The further objection is made that the mortgage was not due. By its express terms the mortgagee was entitled to elect to declare the principal due, three of the annual interest notes being past due and unpaid when the bill was filed. He had paid about $10,000 of the indebtedness against which it was intended to indemnify him. The amount of the past due interest was therefore due, and not *141having been paid, the mortgagee might rightfully exercise his option to declare the whole amount secured by the mortgage due.

It is contended that the note for $4541.37 to the Hancock County National Bank was not secured by the mortgage because it is not signed by Huey with Ira S. and W. A. Powell, but with Ira alone. This note was a renewal of previous notes, and the debt arose after the exe- ' cution of the agreement between William A. Powell, Ira S. Powell and Huey, dated September 13, 1905. The note was signed by Ira S. Powell and Huey and the money which it represented was received by William A. Powell. The agreement referred to is as follows:

“Macomb, Ill., Sept. 13, 1905.
“This is to certify that William A. Powell and Martha M. Powell have given Robert W. Huey a note and mortgage of $7000, dated September 24, 1903, to be held by said Robert W. Huey as security on notes given to him by Ira S. Powell and William A. Powell and also for notes endorsed or signed by him with Ira S. Powell and William A. Powell. It is agreed that when all the notes owed by W. A. or Ira S. Powell, or both of them, to Robert W. Huey, and also the notes endorsed or signed by Robert W. - Huey with Ira S. and W. A. Powell, are paid and canceled, then this mortgage and note are to be delivered to Ira S. Powell.
R. W. Huey,
I. S. Powell,
W. A. Powell.'”

This writing was made for the purpose of extending to the $5000 note executed the same day, the benefit of the security of the mortgage. It is manifest that it was also intended to apply to future transactions. So far as appears, Ira S. Powell never had anything to do with the management of the farms or with any financial transactions except in connection with his father. The relations of the parties, their methods of doing business and the nature of their transactions make it evident that whether such transactions were in the name of William A. Powell or Ira S. Powell, they were for the benefit of William A. Powell. *142The name of Ira S. Powell was inserted in the writing because the title to the land had been placed in him, and the writing was intended to extend to notes endorsed or signed by Huey with either of them.

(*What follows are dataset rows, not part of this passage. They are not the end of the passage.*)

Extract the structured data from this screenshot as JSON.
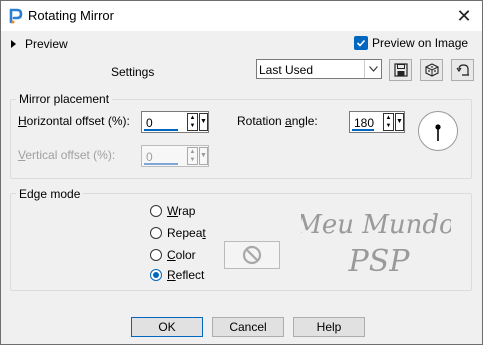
{
  "window": {
    "title": "Rotating Mirror"
  },
  "preview": {
    "toggle_label": "Preview",
    "preview_on_image_label": "Preview on Image",
    "preview_on_image_checked": true
  },
  "settings": {
    "label": "Settings",
    "preset_value": "Last Used"
  },
  "mirror_placement": {
    "title": "Mirror placement",
    "horizontal_offset": {
      "label_pre": "",
      "label_key": "H",
      "label_post": "orizontal offset (%):",
      "value": "0"
    },
    "vertical_offset": {
      "label_pre": "",
      "label_key": "V",
      "label_post": "ertical offset (%):",
      "value": "0",
      "disabled": true
    },
    "rotation_angle": {
      "label_pre": "Rotation ",
      "label_key": "a",
      "label_post": "ngle:",
      "value": "180"
    }
  },
  "edge_mode": {
    "title": "Edge mode",
    "options": [
      {
        "label_pre": "",
        "label_key": "W",
        "label_post": "rap",
        "selected": false
      },
      {
        "label_pre": "Repea",
        "label_key": "t",
        "label_post": "",
        "selected": false
      },
      {
        "label_pre": "",
        "label_key": "C",
        "label_post": "olor",
        "selected": false
      },
      {
        "label_pre": "",
        "label_key": "R",
        "label_post": "eflect",
        "selected": true
      }
    ]
  },
  "watermark": {
    "line1": "Meu Mundo",
    "line2": "PSP"
  },
  "buttons": {
    "ok": "OK",
    "cancel": "Cancel",
    "help": "Help"
  },
  "colors": {
    "accent": "#0067c0",
    "watermark": "#9a9a9a"
  }
}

No defense was shown to the assumpsit suit, and the judgments of the Appellate Court affirming the judgment in that case and the decree in the foreclosure suit will be affirmed. The judgment of the Appellate Court in the specific performance case will be reversed and the cause remanded to that court, with directions to order the appeal transferred to this court.

Reversed in part and remanded, with directions.